We must ensure that min max reduction is fixed earlier than index reduction, because index reduction needs to use the mask generated by min max reduction. We can achieve this by modifying the function fixCrossIterationPHIs. The map DependRecurrenceMasks will keep the mask generated by min max reduction.
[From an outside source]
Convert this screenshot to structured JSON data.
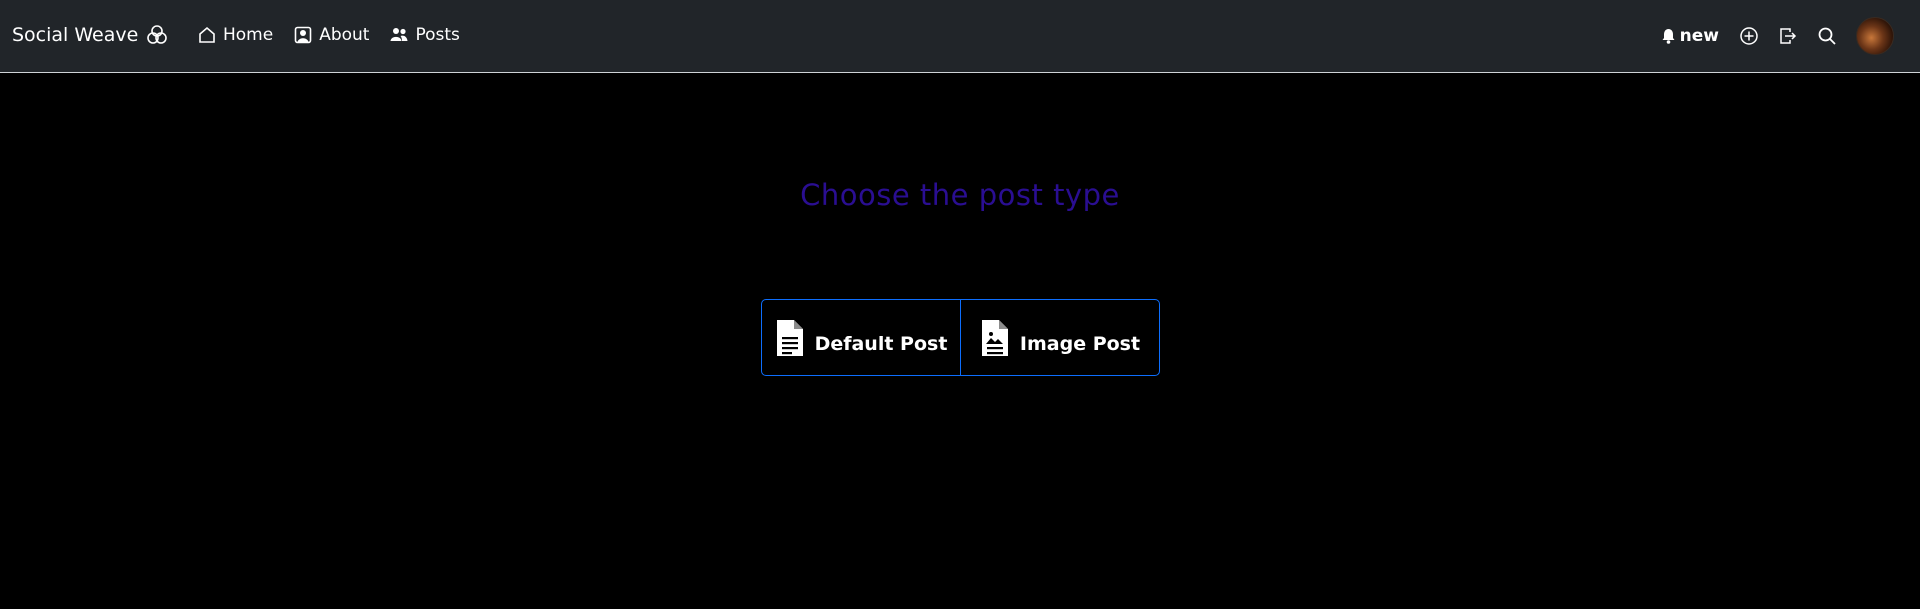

If the mask required by index reduction is not ready, it will postpone the fix of the index reduction until the required mask is ready.
Consider the following loops:
int idx = ii; int max = mm; for (int i = 0; i < n; ++i) { int x = a[i]; if (max < x) { max = x; idx = i; } }
and
int idx = ii; int max = mm; for (int i = 0; i < n; ++i) { int x = a[i]; if (max <= x) { max = x; idx = i; } }
Changes:
- New recurrence Kinds: MinMaxFirstIdx and MinMaxLastIdx. This kind is not directly generated by function AddReductionVar, but converted from SelectIVICmp/SelectIVFCmp.
TODOs:
- Now have not support that the min/max recurrence without exit instruction. Refer to test case smax_idx_max_no_exit_user.
- Support the min/max recurrence in select(cmp()). Refer to test case smax_idx_select_cmp.
- Support FP min/max recurrence.
It would be helpful to document how the new system of recurrences depending on other recurrences would work I think, possibly also with an explanation of the whole approach in the patch description.